Even with so many big spruikers blaring around them, Chevy and No More (Grey Group), made their voices heard at the Super Bowl.
No More’s campaign against domestic violence during NFL screenings was triggered by a video on TMZ of NFL player, Ray Rice, punching his fiancée last year. It has been running free ads throughout the season.
For its Super Bowl spot, No More wanted a big hitter. So in November, it asked the league’s agency, Grey Group to help.

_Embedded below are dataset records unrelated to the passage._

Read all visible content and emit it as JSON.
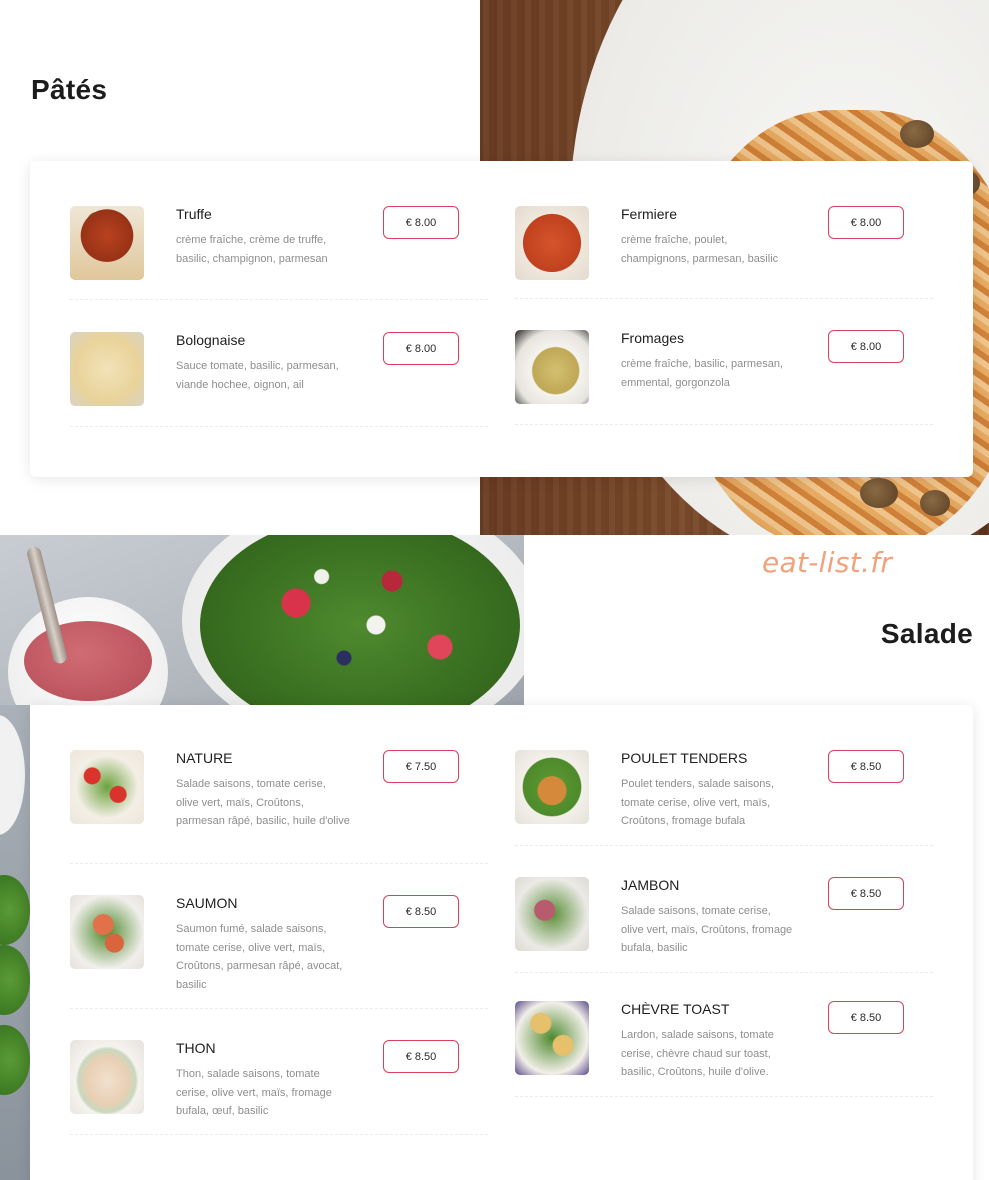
{
  "pates": {
    "title": "Pâtés",
    "items": [
      {
        "name": "Truffe",
        "desc": "crème fraîche, crème de truffe, basilic, champignon, parmesan",
        "price": "€ 8.00"
      },
      {
        "name": "Fermiere",
        "desc": "crème fraîche, poulet, champignons, parmesan, basilic",
        "price": "€ 8.00"
      },
      {
        "name": "Bolognaise",
        "desc": "Sauce tomate, basilic, parmesan, viande hochee, oignon, ail",
        "price": "€ 8.00"
      },
      {
        "name": "Fromages",
        "desc": "crème fraîche, basilic, parmesan, emmental, gorgonzola",
        "price": "€ 8.00"
      }
    ]
  },
  "watermark": "eat-list.fr",
  "salade": {
    "title": "Salade",
    "items": [
      {
        "name": "NATURE",
        "desc": "Salade saisons, tomate cerise, olive vert, maïs, Croûtons, parmesan râpé, basilic, huile d'olive",
        "price": "€ 7.50"
      },
      {
        "name": "POULET TENDERS",
        "desc": "Poulet tenders, salade saisons, tomate cerise, olive vert, maïs, Croûtons, fromage bufala",
        "price": "€ 8.50"
      },
      {
        "name": "SAUMON",
        "desc": "Saumon fumé, salade saisons, tomate cerise, olive vert, maïs, Croûtons, parmesan râpé, avocat, basilic",
        "price": "€ 8.50"
      },
      {
        "name": "JAMBON",
        "desc": "Salade saisons, tomate cerise, olive vert, maïs, Croûtons, fromage bufala, basilic",
        "price": "€ 8.50"
      },
      {
        "name": "THON",
        "desc": "Thon, salade saisons, tomate cerise, olive vert, maïs, fromage bufala, œuf, basilic",
        "price": "€ 8.50"
      },
      {
        "name": "CHÈVRE TOAST",
        "desc": "Lardon, salade saisons, tomate cerise, chèvre chaud sur toast, basilic, Croûtons, huile d'olive.",
        "price": "€ 8.50"
      }
    ]
  }
}
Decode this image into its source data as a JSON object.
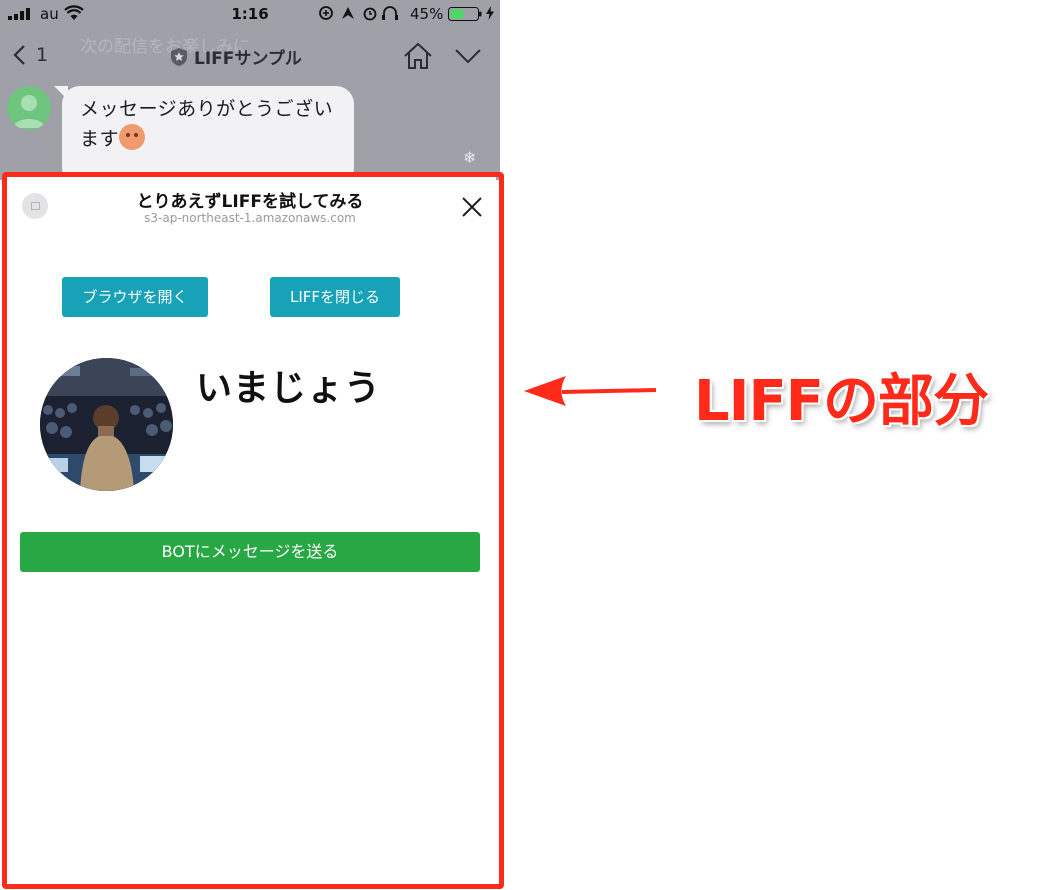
{
  "status_bar": {
    "carrier": "au",
    "time": "1:16",
    "battery_percent": "45%"
  },
  "nav": {
    "back_count": "1",
    "title": "LIFFサンプル",
    "ghost_text": "次の配信をお楽しみに"
  },
  "chat": {
    "message_line1": "メッセージありがとうござい",
    "message_line2": "ます"
  },
  "liff": {
    "title": "とりあえずLIFFを試してみる",
    "url": "s3-ap-northeast-1.amazonaws.com",
    "open_browser_label": "ブラウザを開く",
    "close_liff_label": "LIFFを閉じる",
    "profile_name": "いまじょう",
    "send_message_label": "BOTにメッセージを送る"
  },
  "annotation": {
    "label": "LIFFの部分",
    "color": "#ff2a1a"
  },
  "colors": {
    "blue_button": "#17a2b8",
    "green_button": "#28a745"
  }
}
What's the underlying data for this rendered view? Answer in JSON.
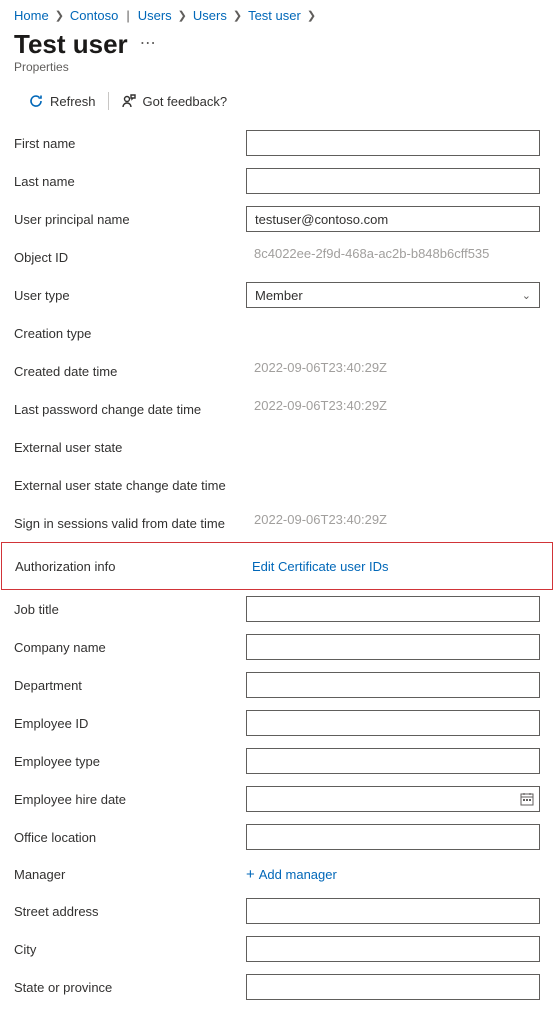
{
  "breadcrumb": {
    "home": "Home",
    "tenant": "Contoso",
    "level1": "Users",
    "level2": "Users",
    "level3": "Test user"
  },
  "page": {
    "title": "Test user",
    "subtitle": "Properties"
  },
  "commands": {
    "refresh": "Refresh",
    "feedback": "Got feedback?"
  },
  "fields": {
    "first_name": {
      "label": "First name",
      "value": ""
    },
    "last_name": {
      "label": "Last name",
      "value": ""
    },
    "upn": {
      "label": "User principal name",
      "value": "testuser@contoso.com"
    },
    "object_id": {
      "label": "Object ID",
      "value": "8c4022ee-2f9d-468a-ac2b-b848b6cff535"
    },
    "user_type": {
      "label": "User type",
      "value": "Member"
    },
    "creation_type": {
      "label": "Creation type",
      "value": ""
    },
    "created": {
      "label": "Created date time",
      "value": "2022-09-06T23:40:29Z"
    },
    "last_pwd": {
      "label": "Last password change date time",
      "value": "2022-09-06T23:40:29Z"
    },
    "ext_state": {
      "label": "External user state",
      "value": ""
    },
    "ext_state_dt": {
      "label": "External user state change date time",
      "value": ""
    },
    "signin_valid": {
      "label": "Sign in sessions valid from date time",
      "value": "2022-09-06T23:40:29Z"
    },
    "authz": {
      "label": "Authorization info",
      "link": "Edit Certificate user IDs"
    },
    "job_title": {
      "label": "Job title",
      "value": ""
    },
    "company": {
      "label": "Company name",
      "value": ""
    },
    "department": {
      "label": "Department",
      "value": ""
    },
    "employee_id": {
      "label": "Employee ID",
      "value": ""
    },
    "employee_type": {
      "label": "Employee type",
      "value": ""
    },
    "employee_hire": {
      "label": "Employee hire date",
      "value": ""
    },
    "office": {
      "label": "Office location",
      "value": ""
    },
    "manager": {
      "label": "Manager",
      "link": "Add manager"
    },
    "street": {
      "label": "Street address",
      "value": ""
    },
    "city": {
      "label": "City",
      "value": ""
    },
    "state": {
      "label": "State or province",
      "value": ""
    }
  }
}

Lisa Topol, executive creative director at Grey New York, explained the idea of using a 911 call, “What we found was that these kinds of calls are not an anomaly…and that they “crystallised, in a very compelling way, what it’s like to be a victim of domestic violence, because it’s a very quiet and isolating thing. It’s not that easy to pick up the phone and ask for help.”
The ad’s tagline therefore became, “When it’s hard to talk it’s up to us to listen.”
…And listening is exactly what the spot makes its audience do. No people appear in the ad. There is only a conversation triggering each viewer’s imagination as he/she listens to the story of a woman who has called 911 for a pizza delivery and the emergency service operator who works out the real reason for her call.
The 30 second ad ran. during the Super Bowl. This is the 60 second version:
It’s moments before kick off and your TV goes on the blink. Chevrolet got the attention of 100 million viewers by simulating a TV blackout for a few seconds in its ad (aided by the memory of a power outage that occurred last year). The stunt was then used to promote the Chevy Colorado truck’s inbuilt 4G Wi-Fi, by suggesting that if the blackout were real you could watch the game in your truck…
And to underline its point, the ad closes with AC/DC’s Back in Black.